CRM – Confirmation. One of the most common integrations into POS systems is the customer relationship management solutions. CRM systems help build and maintain a loyal customer base and also help the customers redeem any loyalty points. The POS systems are also used to collect or verify CRM related information so that the retailer could offer a personalized experience. Yet, CRM related requests cannot be frictionlessly extracted from the integrated systems. The desired info – email, phone number, etc – still requires action and interaction from the customer.
APPRECIATION – Donation / Tips. The US retail and food services entail several rituals. One of those rituals is tipping. As we are in a quest for contactless payment experiences, these rituals – majorly embedded in the offline experiences – needed to be digitized. Tipping is one of the parts of the payment process that still requires the consumer interaction. Similarly, other activities of appreciation like donation demand the user decide and agree to the amount to be donated.
“The interconnectedness of the technologies and interdependence of the consumer experiences across categories demand us to understand consumer needs and consumer journey from a more systemic approach.”
Among these experiences, I had a 100% contactless experience only at these particular supermarket locations. I have shopped at various different branches, but my payment experience was similarly frictionless in each of them. I scanned my Amazon Prime QR code, paid using Apple Pay on my iWatch, and received the receipt on my Amazon Prime account. This particular retailer was very successful in bringing together different systems that they own (CRM), access (Amazon Prime), and/or manage (Apple Pay) to create a contactless experience. The role of financial services in building these new stacked experience systems is very important. The interconnectedness of the technologies and interdependence of the consumer experiences across categories demand us to understand consumer needs and consumer journey from a more systemic approach. This new dynamic calls for a new organizational scale of building and executing stacked experience systems.

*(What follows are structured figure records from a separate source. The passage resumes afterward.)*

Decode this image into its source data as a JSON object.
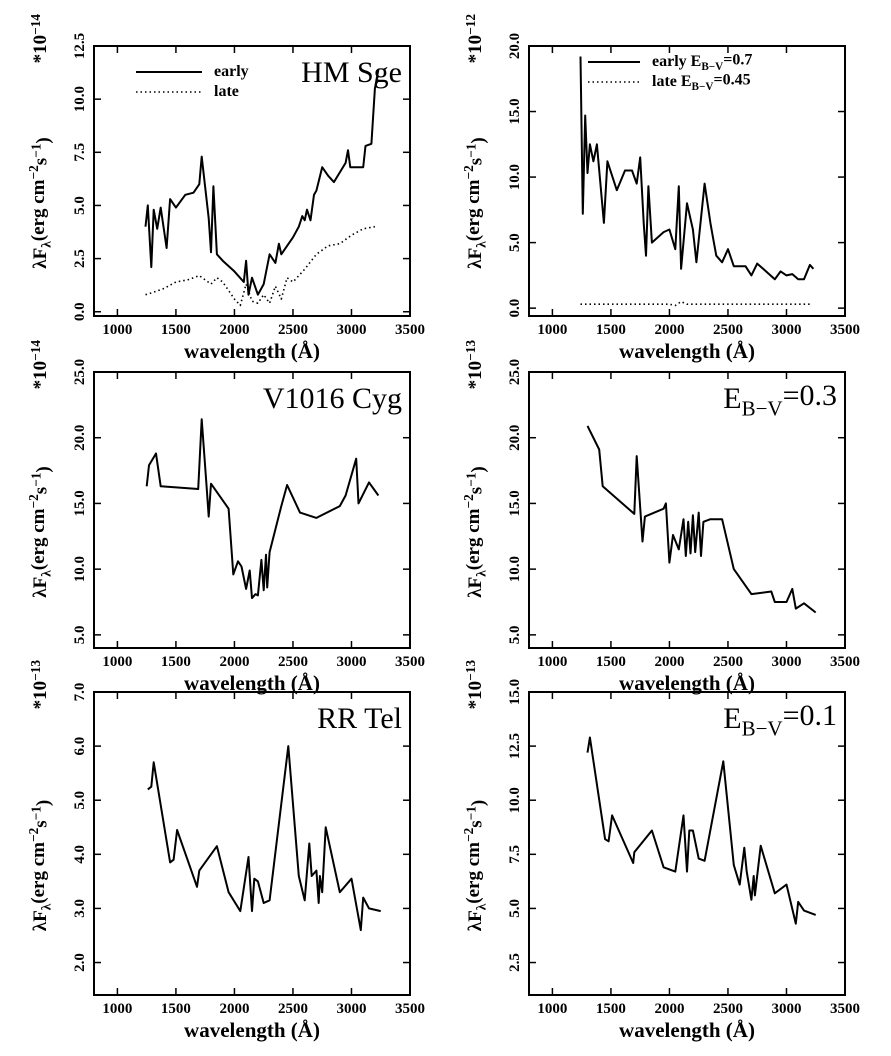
{
  "chart_data": [
    {
      "type": "line",
      "annotation": [
        {
          "text": "HM Sge"
        }
      ],
      "legend": "top-left",
      "xlabel": "wavelength (Å)",
      "ylabel": [
        {
          "text": "λF"
        },
        {
          "text": "λ",
          "sub": true
        },
        {
          "text": "(erg cm"
        },
        {
          "text": "−2",
          "sup": true
        },
        {
          "text": "s"
        },
        {
          "text": "−1",
          "sup": true
        },
        {
          "text": ")"
        }
      ],
      "yscale": [
        {
          "text": "*10"
        },
        {
          "text": "−14",
          "sup": true
        }
      ],
      "xlim": [
        800,
        3500
      ],
      "xticks": [
        1000,
        1500,
        2000,
        2500,
        3000,
        3500
      ],
      "ylim": [
        -0.2,
        12.5
      ],
      "yticks": [
        {
          "value": 0,
          "label": "0.0"
        },
        2.5,
        {
          "value": 5,
          "label": "5.0"
        },
        7.5,
        {
          "value": 10,
          "label": "10.0"
        },
        12.5
      ],
      "series": [
        {
          "name": [
            {
              "text": "early"
            }
          ],
          "color": "#000",
          "style": "solid",
          "x": [
            1240,
            1260,
            1290,
            1310,
            1340,
            1370,
            1420,
            1450,
            1500,
            1580,
            1650,
            1700,
            1720,
            1780,
            1800,
            1820,
            1850,
            1900,
            2000,
            2080,
            2100,
            2120,
            2150,
            2200,
            2250,
            2300,
            2350,
            2380,
            2400,
            2500,
            2550,
            2580,
            2600,
            2620,
            2650,
            2680,
            2700,
            2750,
            2800,
            2850,
            2950,
            2970,
            2990,
            3100,
            3120,
            3170,
            3200,
            3230
          ],
          "values": [
            4.0,
            5.0,
            2.1,
            4.8,
            3.9,
            4.9,
            3.0,
            5.3,
            4.9,
            5.5,
            5.6,
            6.0,
            7.3,
            4.4,
            2.8,
            5.9,
            2.7,
            2.4,
            1.9,
            1.4,
            2.4,
            0.8,
            1.6,
            0.8,
            1.3,
            2.7,
            2.3,
            3.2,
            2.7,
            3.5,
            4.0,
            4.5,
            4.3,
            4.8,
            4.3,
            5.5,
            5.7,
            6.8,
            6.4,
            6.1,
            7.0,
            7.6,
            6.8,
            6.8,
            7.8,
            7.9,
            10.5,
            11.4
          ]
        },
        {
          "name": [
            {
              "text": "late"
            }
          ],
          "color": "#000",
          "style": "dotted",
          "x": [
            1240,
            1300,
            1400,
            1500,
            1600,
            1700,
            1800,
            1850,
            1900,
            1950,
            2000,
            2050,
            2100,
            2150,
            2200,
            2250,
            2300,
            2350,
            2400,
            2450,
            2500,
            2600,
            2700,
            2800,
            2900,
            3000,
            3100,
            3200
          ],
          "values": [
            0.8,
            0.9,
            1.1,
            1.4,
            1.5,
            1.7,
            1.3,
            1.6,
            1.4,
            1.0,
            0.6,
            0.3,
            1.3,
            0.5,
            0.4,
            0.8,
            0.4,
            1.2,
            0.6,
            1.6,
            1.4,
            2.0,
            2.7,
            3.1,
            3.2,
            3.6,
            3.9,
            4.0
          ]
        }
      ]
    },
    {
      "type": "line",
      "legend": "top",
      "xlabel": "wavelength (Å)",
      "ylabel": [
        {
          "text": "λF"
        },
        {
          "text": "λ",
          "sub": true
        },
        {
          "text": "(erg cm"
        },
        {
          "text": "−2",
          "sup": true
        },
        {
          "text": "s"
        },
        {
          "text": "−1",
          "sup": true
        },
        {
          "text": ")"
        }
      ],
      "yscale": [
        {
          "text": "*10"
        },
        {
          "text": "−12",
          "sup": true
        }
      ],
      "xlim": [
        800,
        3500
      ],
      "xticks": [
        1000,
        1500,
        2000,
        2500,
        3000,
        3500
      ],
      "ylim": [
        -0.6,
        20.0
      ],
      "yticks": [
        {
          "value": 0,
          "label": "0.0"
        },
        {
          "value": 5,
          "label": "5.0"
        },
        {
          "value": 10,
          "label": "10.0"
        },
        {
          "value": 15,
          "label": "15.0"
        },
        {
          "value": 20,
          "label": "20.0"
        }
      ],
      "series": [
        {
          "name": [
            {
              "text": "early E"
            },
            {
              "text": "B−V",
              "sub": true
            },
            {
              "text": "=0.7"
            }
          ],
          "color": "#000",
          "style": "solid",
          "x": [
            1240,
            1260,
            1280,
            1300,
            1320,
            1350,
            1380,
            1440,
            1470,
            1550,
            1620,
            1680,
            1720,
            1750,
            1780,
            1800,
            1820,
            1850,
            1950,
            2000,
            2050,
            2080,
            2100,
            2150,
            2200,
            2230,
            2300,
            2350,
            2370,
            2400,
            2450,
            2500,
            2550,
            2650,
            2700,
            2750,
            2800,
            2900,
            2950,
            3000,
            3050,
            3100,
            3150,
            3200,
            3230
          ],
          "values": [
            19.2,
            7.2,
            14.7,
            10.3,
            12.5,
            11.2,
            12.5,
            6.5,
            11.2,
            9.0,
            10.5,
            10.5,
            9.5,
            11.5,
            6.5,
            4.0,
            9.3,
            5.0,
            5.8,
            6.0,
            4.5,
            9.3,
            3.0,
            8.0,
            6.0,
            3.5,
            9.5,
            6.5,
            5.5,
            4.0,
            3.5,
            4.5,
            3.2,
            3.2,
            2.5,
            3.4,
            3.0,
            2.2,
            2.8,
            2.5,
            2.6,
            2.2,
            2.2,
            3.3,
            3.0
          ]
        },
        {
          "name": [
            {
              "text": "late  E"
            },
            {
              "text": "B−V",
              "sub": true
            },
            {
              "text": "=0.45"
            }
          ],
          "color": "#000",
          "style": "dotted",
          "x": [
            1240,
            1500,
            1800,
            2000,
            2050,
            2100,
            2150,
            2400,
            2800,
            3200
          ],
          "values": [
            0.3,
            0.3,
            0.3,
            0.3,
            0.2,
            0.5,
            0.3,
            0.3,
            0.3,
            0.3
          ]
        }
      ]
    },
    {
      "type": "line",
      "annotation": [
        {
          "text": "V1016 Cyg"
        }
      ],
      "xlabel": "wavelength (Å)",
      "ylabel": [
        {
          "text": "λF"
        },
        {
          "text": "λ",
          "sub": true
        },
        {
          "text": "(erg cm"
        },
        {
          "text": "−2",
          "sup": true
        },
        {
          "text": "s"
        },
        {
          "text": "−1",
          "sup": true
        },
        {
          "text": ")"
        }
      ],
      "yscale": [
        {
          "text": "*10"
        },
        {
          "text": "−14",
          "sup": true
        }
      ],
      "xlim": [
        800,
        3500
      ],
      "xticks": [
        1000,
        1500,
        2000,
        2500,
        3000,
        3500
      ],
      "ylim": [
        4.0,
        25.0
      ],
      "yticks": [
        {
          "value": 5,
          "label": "5.0"
        },
        {
          "value": 10,
          "label": "10.0"
        },
        {
          "value": 15,
          "label": "15.0"
        },
        {
          "value": 20,
          "label": "20.0"
        },
        {
          "value": 25,
          "label": "25.0"
        }
      ],
      "series": [
        {
          "color": "#000",
          "style": "solid",
          "x": [
            1250,
            1270,
            1330,
            1370,
            1690,
            1720,
            1760,
            1780,
            1800,
            1950,
            1990,
            2030,
            2060,
            2100,
            2130,
            2150,
            2180,
            2200,
            2230,
            2250,
            2270,
            2280,
            2300,
            2400,
            2450,
            2560,
            2700,
            2900,
            2950,
            3040,
            3060,
            3150,
            3230
          ],
          "values": [
            16.3,
            17.9,
            18.8,
            16.3,
            16.1,
            21.4,
            16.5,
            14.0,
            16.5,
            14.6,
            9.6,
            10.6,
            10.2,
            8.5,
            9.9,
            7.8,
            8.1,
            8.0,
            10.7,
            8.4,
            11.1,
            8.6,
            11.3,
            14.8,
            16.4,
            14.3,
            13.9,
            14.8,
            15.6,
            18.4,
            15.0,
            16.6,
            15.6
          ]
        }
      ]
    },
    {
      "type": "line",
      "annotation": [
        {
          "text": "E"
        },
        {
          "text": "B−V",
          "sub": true
        },
        {
          "text": "=0.3"
        }
      ],
      "xlabel": "wavelength (Å)",
      "ylabel": [
        {
          "text": "λF"
        },
        {
          "text": "λ",
          "sub": true
        },
        {
          "text": "(erg cm"
        },
        {
          "text": "−2",
          "sup": true
        },
        {
          "text": "s"
        },
        {
          "text": "−1",
          "sup": true
        },
        {
          "text": ")"
        }
      ],
      "yscale": [
        {
          "text": "*10"
        },
        {
          "text": "−13",
          "sup": true
        }
      ],
      "xlim": [
        800,
        3500
      ],
      "xticks": [
        1000,
        1500,
        2000,
        2500,
        3000,
        3500
      ],
      "ylim": [
        4.0,
        25.0
      ],
      "yticks": [
        {
          "value": 5,
          "label": "5.0"
        },
        {
          "value": 10,
          "label": "10.0"
        },
        {
          "value": 15,
          "label": "15.0"
        },
        {
          "value": 20,
          "label": "20.0"
        },
        {
          "value": 25,
          "label": "25.0"
        }
      ],
      "series": [
        {
          "color": "#000",
          "style": "solid",
          "x": [
            1300,
            1400,
            1430,
            1700,
            1720,
            1770,
            1790,
            1950,
            1970,
            2000,
            2030,
            2080,
            2120,
            2140,
            2160,
            2180,
            2200,
            2220,
            2250,
            2270,
            2290,
            2350,
            2450,
            2550,
            2700,
            2870,
            2900,
            3000,
            3050,
            3080,
            3150,
            3250
          ],
          "values": [
            20.9,
            19.1,
            16.3,
            14.2,
            18.6,
            12.1,
            14.0,
            14.6,
            15.0,
            10.5,
            12.6,
            11.5,
            13.8,
            11.0,
            13.6,
            11.2,
            14.1,
            11.3,
            14.3,
            11.0,
            13.6,
            13.8,
            13.8,
            10.0,
            8.1,
            8.3,
            7.5,
            7.5,
            8.5,
            7.0,
            7.4,
            6.7
          ]
        }
      ]
    },
    {
      "type": "line",
      "annotation": [
        {
          "text": "RR Tel"
        }
      ],
      "xlabel": "wavelength (Å)",
      "ylabel": [
        {
          "text": "λF"
        },
        {
          "text": "λ",
          "sub": true
        },
        {
          "text": "(erg cm"
        },
        {
          "text": "−2",
          "sup": true
        },
        {
          "text": "s"
        },
        {
          "text": "−1",
          "sup": true
        },
        {
          "text": ")"
        }
      ],
      "yscale": [
        {
          "text": "*10"
        },
        {
          "text": "−13",
          "sup": true
        }
      ],
      "xlim": [
        800,
        3500
      ],
      "xticks": [
        1000,
        1500,
        2000,
        2500,
        3000,
        3500
      ],
      "ylim": [
        1.4,
        7.0
      ],
      "yticks": [
        {
          "value": 2,
          "label": "2.0"
        },
        {
          "value": 3,
          "label": "3.0"
        },
        {
          "value": 4,
          "label": "4.0"
        },
        {
          "value": 5,
          "label": "5.0"
        },
        {
          "value": 6,
          "label": "6.0"
        },
        {
          "value": 7,
          "label": "7.0"
        }
      ],
      "series": [
        {
          "color": "#000",
          "style": "solid",
          "x": [
            1260,
            1290,
            1310,
            1450,
            1480,
            1510,
            1680,
            1700,
            1850,
            1950,
            2050,
            2120,
            2150,
            2170,
            2200,
            2250,
            2300,
            2460,
            2550,
            2600,
            2640,
            2660,
            2700,
            2720,
            2730,
            2750,
            2780,
            2900,
            3000,
            3080,
            3100,
            3150,
            3250
          ],
          "values": [
            5.2,
            5.25,
            5.7,
            3.85,
            3.9,
            4.45,
            3.4,
            3.7,
            4.15,
            3.3,
            2.95,
            3.95,
            2.95,
            3.55,
            3.5,
            3.1,
            3.15,
            6.0,
            3.6,
            3.15,
            4.2,
            3.6,
            3.7,
            3.1,
            3.6,
            3.3,
            4.5,
            3.3,
            3.55,
            2.6,
            3.2,
            3.0,
            2.95
          ]
        }
      ]
    },
    {
      "type": "line",
      "annotation": [
        {
          "text": "E"
        },
        {
          "text": "B−V",
          "sub": true
        },
        {
          "text": "=0.1"
        }
      ],
      "xlabel": "wavelength (Å)",
      "ylabel": [
        {
          "text": "λF"
        },
        {
          "text": "λ",
          "sub": true
        },
        {
          "text": "(erg cm"
        },
        {
          "text": "−2",
          "sup": true
        },
        {
          "text": "s"
        },
        {
          "text": "−1",
          "sup": true
        },
        {
          "text": ")"
        }
      ],
      "yscale": [
        {
          "text": "*10"
        },
        {
          "text": "−13",
          "sup": true
        }
      ],
      "xlim": [
        800,
        3500
      ],
      "xticks": [
        1000,
        1500,
        2000,
        2500,
        3000,
        3500
      ],
      "ylim": [
        1.0,
        15.0
      ],
      "yticks": [
        2.5,
        {
          "value": 5,
          "label": "5.0"
        },
        7.5,
        {
          "value": 10,
          "label": "10.0"
        },
        12.5,
        {
          "value": 15,
          "label": "15.0"
        }
      ],
      "series": [
        {
          "color": "#000",
          "style": "solid",
          "x": [
            1300,
            1320,
            1450,
            1480,
            1510,
            1690,
            1700,
            1850,
            1950,
            2050,
            2120,
            2150,
            2170,
            2200,
            2250,
            2300,
            2460,
            2550,
            2600,
            2640,
            2660,
            2700,
            2720,
            2730,
            2780,
            2900,
            3000,
            3080,
            3100,
            3150,
            3250
          ],
          "values": [
            12.2,
            12.9,
            8.2,
            8.1,
            9.3,
            7.1,
            7.6,
            8.6,
            6.9,
            6.7,
            9.3,
            6.7,
            8.6,
            8.6,
            7.3,
            7.2,
            11.8,
            7.0,
            6.1,
            7.8,
            6.7,
            5.4,
            6.5,
            5.6,
            7.9,
            5.7,
            6.1,
            4.3,
            5.3,
            4.9,
            4.7
          ]
        }
      ]
    }
  ]
}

Haptics– What is after voice?
Although I refrain from touching any publicly used technology in a retail environment, I appreciate that my iWatch or iPhone touches me back each time I swipe it through a contactless payment system. Haptics feedback or haptics is defined as the use of touch feedback to the end-user. Your iWatch poking you, your game controller rumbling, your Apple Pay app vibrating after payment are all examples of haptic feedback. Following the voice trend, the haptic feedback – coupled with sound design – will take more prominent roles in digitizing and designing brand and user experiences.
Multi-modal, multi sensory brand experiences
“Creating multi-modal, multi-sensory, and machine-readable brand experiences by translating our five senses: sound, taste, smell, touch, and vision will be an essential step in digitalism.”
Digitalism will require translation of our physical realities and experiences into digital experiences. Brands and companies will need to translate the brand essences into multi-sensory brand experiences and discover how consumers take on a co-creator role in shaping these multisensory experiences. Creating multi-modal, multi-sensory, and machine-readable brand experiences by translating our five senses: sound, taste, smell, touch, and vision will be an essential step in digitalism. The multimodal experiences will entail text, sound, smell, and touch. As contactless becomes a more widely adopted option, these multi-modal and multi-sensory brand experiences will be more critical.